The Rocky Road for Innovative Lending
by Ritchie Mehta (14 November 2008)
Innovative lending organisations such as Zopa, have turned the conventional banking model on its head and challenge the very concept of financial intermediation. In essence, banks take in deposits from savers (in return for interest) and then lend the money to borrowers at a higher rate of interest. The difference between the two rates is the margin, which the bank takes as its profit. One of the many advantages with this model is that it acts as a middleman between the two parties who would otherwise not know each other. Additionally, the risk of default is far higher if an individual lends all their money to another, going back to the age old proverb of “do not put all your eggs in one basket”. A bank is able to spread this risk thus minimising the impact of a default.
However, with the advent of the internet organisations such as Zopa are able to bring people together and disintermediate the banks from the process and thus potentially offer higher rates for savers and lower rates for borrowers.
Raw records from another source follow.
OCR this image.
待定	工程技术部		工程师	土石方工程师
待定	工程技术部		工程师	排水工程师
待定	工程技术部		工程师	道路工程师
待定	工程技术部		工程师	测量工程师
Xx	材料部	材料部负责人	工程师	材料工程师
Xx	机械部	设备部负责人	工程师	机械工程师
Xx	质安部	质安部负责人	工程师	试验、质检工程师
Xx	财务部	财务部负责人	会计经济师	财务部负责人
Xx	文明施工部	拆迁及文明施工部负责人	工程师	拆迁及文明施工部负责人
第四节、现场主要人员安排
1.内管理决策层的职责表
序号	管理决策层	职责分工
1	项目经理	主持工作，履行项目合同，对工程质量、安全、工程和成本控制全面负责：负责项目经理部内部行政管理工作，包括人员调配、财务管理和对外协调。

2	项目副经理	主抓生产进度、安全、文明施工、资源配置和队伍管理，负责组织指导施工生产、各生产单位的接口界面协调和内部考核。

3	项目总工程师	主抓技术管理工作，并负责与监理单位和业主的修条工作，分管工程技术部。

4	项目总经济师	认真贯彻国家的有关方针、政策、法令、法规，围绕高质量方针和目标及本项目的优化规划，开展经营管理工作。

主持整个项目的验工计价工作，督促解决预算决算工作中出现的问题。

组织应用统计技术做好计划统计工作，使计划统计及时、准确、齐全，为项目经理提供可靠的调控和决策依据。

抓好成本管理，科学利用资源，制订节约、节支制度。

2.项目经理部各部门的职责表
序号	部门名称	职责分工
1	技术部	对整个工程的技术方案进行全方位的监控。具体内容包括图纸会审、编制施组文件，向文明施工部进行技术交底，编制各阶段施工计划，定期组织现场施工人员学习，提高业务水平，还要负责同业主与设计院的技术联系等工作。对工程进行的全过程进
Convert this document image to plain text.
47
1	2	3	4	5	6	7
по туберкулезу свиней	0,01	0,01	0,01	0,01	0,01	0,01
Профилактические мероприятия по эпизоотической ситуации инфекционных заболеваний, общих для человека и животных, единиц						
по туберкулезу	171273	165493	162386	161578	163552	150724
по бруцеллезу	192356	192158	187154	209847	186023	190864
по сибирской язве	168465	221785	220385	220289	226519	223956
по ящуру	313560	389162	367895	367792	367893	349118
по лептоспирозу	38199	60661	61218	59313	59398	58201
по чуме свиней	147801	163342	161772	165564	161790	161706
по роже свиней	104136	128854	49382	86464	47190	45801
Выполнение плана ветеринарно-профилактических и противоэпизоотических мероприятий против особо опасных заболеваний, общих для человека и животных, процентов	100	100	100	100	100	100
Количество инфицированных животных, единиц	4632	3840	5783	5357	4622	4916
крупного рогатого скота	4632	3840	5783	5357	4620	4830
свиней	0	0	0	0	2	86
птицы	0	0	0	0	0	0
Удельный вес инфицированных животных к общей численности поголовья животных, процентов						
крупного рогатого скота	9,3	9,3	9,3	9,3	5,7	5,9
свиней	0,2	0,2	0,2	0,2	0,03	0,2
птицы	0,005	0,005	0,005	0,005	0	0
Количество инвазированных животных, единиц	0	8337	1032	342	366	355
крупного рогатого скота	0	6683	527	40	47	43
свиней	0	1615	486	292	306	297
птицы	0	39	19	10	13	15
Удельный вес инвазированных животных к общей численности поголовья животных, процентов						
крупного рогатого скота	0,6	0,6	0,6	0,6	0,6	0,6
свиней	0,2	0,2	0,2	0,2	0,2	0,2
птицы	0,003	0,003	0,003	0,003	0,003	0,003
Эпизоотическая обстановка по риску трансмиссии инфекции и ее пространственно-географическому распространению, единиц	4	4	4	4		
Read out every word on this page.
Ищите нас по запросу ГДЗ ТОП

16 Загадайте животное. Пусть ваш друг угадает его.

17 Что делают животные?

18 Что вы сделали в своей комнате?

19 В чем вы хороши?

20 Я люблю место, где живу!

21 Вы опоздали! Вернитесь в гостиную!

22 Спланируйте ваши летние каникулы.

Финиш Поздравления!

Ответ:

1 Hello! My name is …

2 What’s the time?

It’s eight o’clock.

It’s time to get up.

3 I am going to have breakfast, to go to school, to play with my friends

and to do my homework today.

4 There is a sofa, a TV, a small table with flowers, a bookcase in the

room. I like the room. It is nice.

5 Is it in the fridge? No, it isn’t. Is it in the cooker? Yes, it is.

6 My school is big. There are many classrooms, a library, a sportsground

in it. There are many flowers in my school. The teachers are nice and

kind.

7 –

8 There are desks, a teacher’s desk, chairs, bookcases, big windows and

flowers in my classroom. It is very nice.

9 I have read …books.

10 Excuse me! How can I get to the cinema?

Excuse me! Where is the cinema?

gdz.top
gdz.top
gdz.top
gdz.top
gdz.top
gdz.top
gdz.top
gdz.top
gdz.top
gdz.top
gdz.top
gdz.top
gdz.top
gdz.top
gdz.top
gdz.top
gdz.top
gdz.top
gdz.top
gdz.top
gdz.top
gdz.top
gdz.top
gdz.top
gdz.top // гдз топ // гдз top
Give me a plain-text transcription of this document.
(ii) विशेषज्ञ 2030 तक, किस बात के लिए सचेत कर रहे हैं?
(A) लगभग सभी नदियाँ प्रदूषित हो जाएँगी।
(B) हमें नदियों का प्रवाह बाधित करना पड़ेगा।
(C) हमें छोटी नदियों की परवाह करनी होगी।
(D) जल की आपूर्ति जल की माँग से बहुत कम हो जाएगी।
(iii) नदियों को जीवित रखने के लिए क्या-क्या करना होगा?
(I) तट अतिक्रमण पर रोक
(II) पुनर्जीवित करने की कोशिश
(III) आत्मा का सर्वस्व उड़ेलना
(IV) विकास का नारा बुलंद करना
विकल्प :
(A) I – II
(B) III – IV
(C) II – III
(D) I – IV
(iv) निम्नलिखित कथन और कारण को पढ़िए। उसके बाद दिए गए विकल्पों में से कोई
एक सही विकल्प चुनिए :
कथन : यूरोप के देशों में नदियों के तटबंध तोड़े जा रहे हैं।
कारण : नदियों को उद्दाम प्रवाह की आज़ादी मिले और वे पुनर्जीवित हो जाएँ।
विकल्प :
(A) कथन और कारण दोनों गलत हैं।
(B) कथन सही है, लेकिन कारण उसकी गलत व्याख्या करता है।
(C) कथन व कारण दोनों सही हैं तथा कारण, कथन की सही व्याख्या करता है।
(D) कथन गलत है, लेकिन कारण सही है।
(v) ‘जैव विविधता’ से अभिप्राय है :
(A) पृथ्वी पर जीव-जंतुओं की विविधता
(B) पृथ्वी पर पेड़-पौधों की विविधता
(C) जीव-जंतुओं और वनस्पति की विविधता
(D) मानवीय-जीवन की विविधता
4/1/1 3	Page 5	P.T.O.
The concept is further enhanced, as only a small amount of an individual’s savings will only be given to one borrower thus replicating the banks risk based model.
So in the current climate, how are they doing? On the whole, organisations such as Zopa were off to a slow start in the UK, but are on course to turn a profit this year. The current lending environment in the UK may help such businesses as more people look for alternative ways to get credit, as banks close their doors. However, Zopa’s performance in the US proves that no one is immune to the credit crunch. It has been reported that they are due to close down their US operations in light of the current market conditions. It looks likely that they will continue to concentrate their efforts predominantly in the UK but also in Europe.